Rudolph's new movie, The Secret Lives of Dentists is another decidedly un-Altman-like film, depicting the story of David and Dana Hurst (Campbell Scott and Hope Davis), a husband and wife team that works together as dentists. They also have three little girls at home.

One night David discovers that Dana may be having an affair -- just before the five family members subsequently start coming down with a violent 24-hour flu.

Denis Leary co-stars as the film's strangest character, a disgruntled dental patient who begins appearing to David as a kind of ghost, dispensing manly advice.

With nothing to hide, the film dives unabashedly into the thick of a seriously upset marriage with all the emotional strings attached. "Campbell and Hope have known each other for years, which is why those looks have such meaning," Rudolph says.

"Campbell deserves a lot of credit," Rudolph says. "I think he's in the front ranks of American actors. But he wants the back seat. If the spotlight gets too bright, he turns it off and runs away."

"I find that with some of the best actors," he says, referring to both Scott and Davis, "the difference between them and stars is that they just refuse to play the game."

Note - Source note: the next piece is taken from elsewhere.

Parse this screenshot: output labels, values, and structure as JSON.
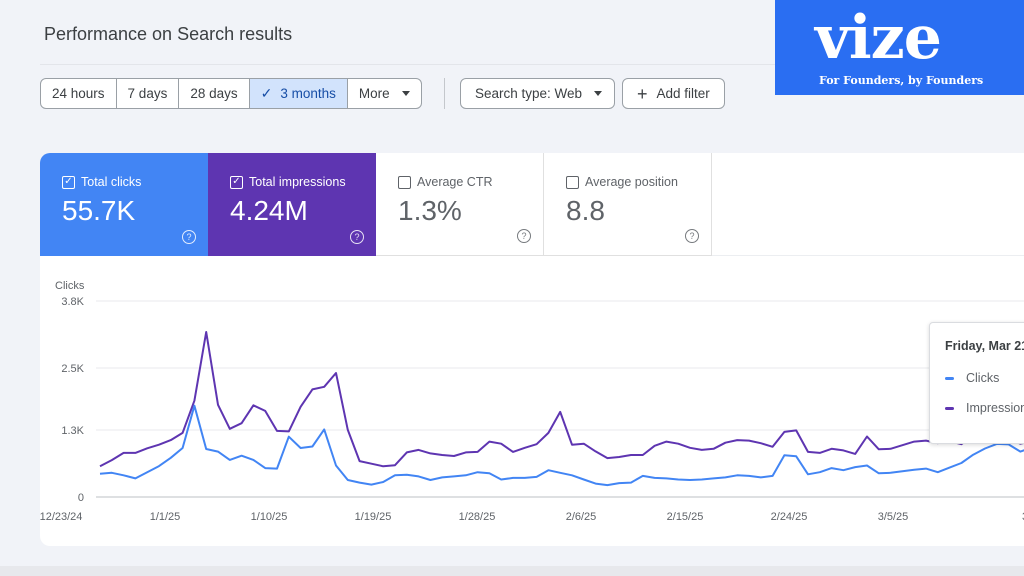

Rudolph himself also refuses to play the game, which is why he describes each and every one of his films as an "uphill battle."

"That's one of the real drawbacks of trying to make films today," he says. "The audience is so preconditioned; if you went out on the street and talked to kids, they would say, 'I have to see this film because it's number one.' People used to go to films to learn things. At least I did."

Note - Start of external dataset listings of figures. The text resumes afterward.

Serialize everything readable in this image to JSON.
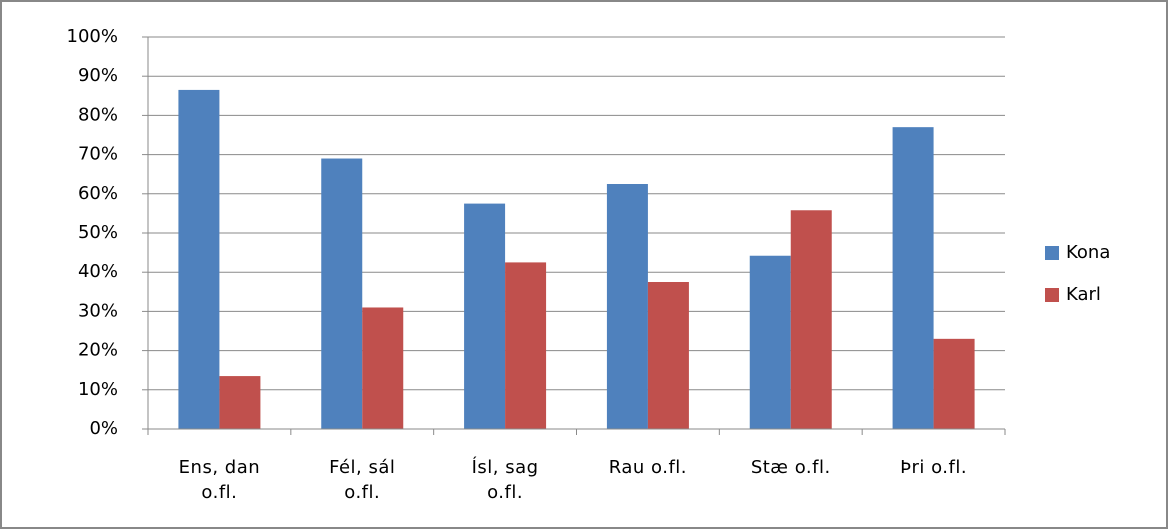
{
  "chart_data": {
    "type": "bar",
    "categories": [
      "Ens, dan\no.fl.",
      "Fél, sál\no.fl.",
      "Ísl, sag\no.fl.",
      "Rau o.fl.",
      "Stæ o.fl.",
      "Þri o.fl."
    ],
    "series": [
      {
        "name": "Kona",
        "color": "#4f81bd",
        "values": [
          86.5,
          69,
          57.5,
          62.5,
          44.2,
          77
        ]
      },
      {
        "name": "Karl",
        "color": "#c0504d",
        "values": [
          13.5,
          31,
          42.5,
          37.5,
          55.8,
          23
        ]
      }
    ],
    "ylim": [
      0,
      100
    ],
    "yticks": [
      {
        "value": 0,
        "label": "0%"
      },
      {
        "value": 10,
        "label": "10%"
      },
      {
        "value": 20,
        "label": "20%"
      },
      {
        "value": 30,
        "label": "30%"
      },
      {
        "value": 40,
        "label": "40%"
      },
      {
        "value": 50,
        "label": "50%"
      },
      {
        "value": 60,
        "label": "60%"
      },
      {
        "value": 70,
        "label": "70%"
      },
      {
        "value": 80,
        "label": "80%"
      },
      {
        "value": 90,
        "label": "90%"
      },
      {
        "value": 100,
        "label": "100%"
      }
    ],
    "grid": true,
    "legend": "right"
  }
}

The director explains that his own personal film school consisted of going to movies to watch Bergman, Fellini and Truffaut, learning new and different ways to tell stories -- and most important of all, truthfulness.

"There isn't a cop in America today that didn't learn how to be a cop from watching movies," Rudolph says. "People go to movies to learn how to fall in love or to be a lawyer. Which would be fine if films were more honest about it."

Rudolph describes talking to an audience member following the San Francisco festival screening of Dentists. The viewer thought the film was unusual because it was so real -- which the director says is a shame.

"I'm humbled by film," he says. "By the potential of it, the power of it. There's nothing like it. It allows you to sit in the dark, and you have no stake in it. It's not you. And yet you can connect your most private place to some complete stranger's in a piece of fiction. And feel as if you've experienced it. Or touched something. And that's pretty powerful stuff."

The Secret Lives of Dentists may come from a place of pain, but Rudolph is convinced that a proper audience will find humor in it as well. Certainly it contains a heavy dose of truth, which everyone will be able to connect with. "That's one thing we all have in common," he says, "a secret life and the dentist."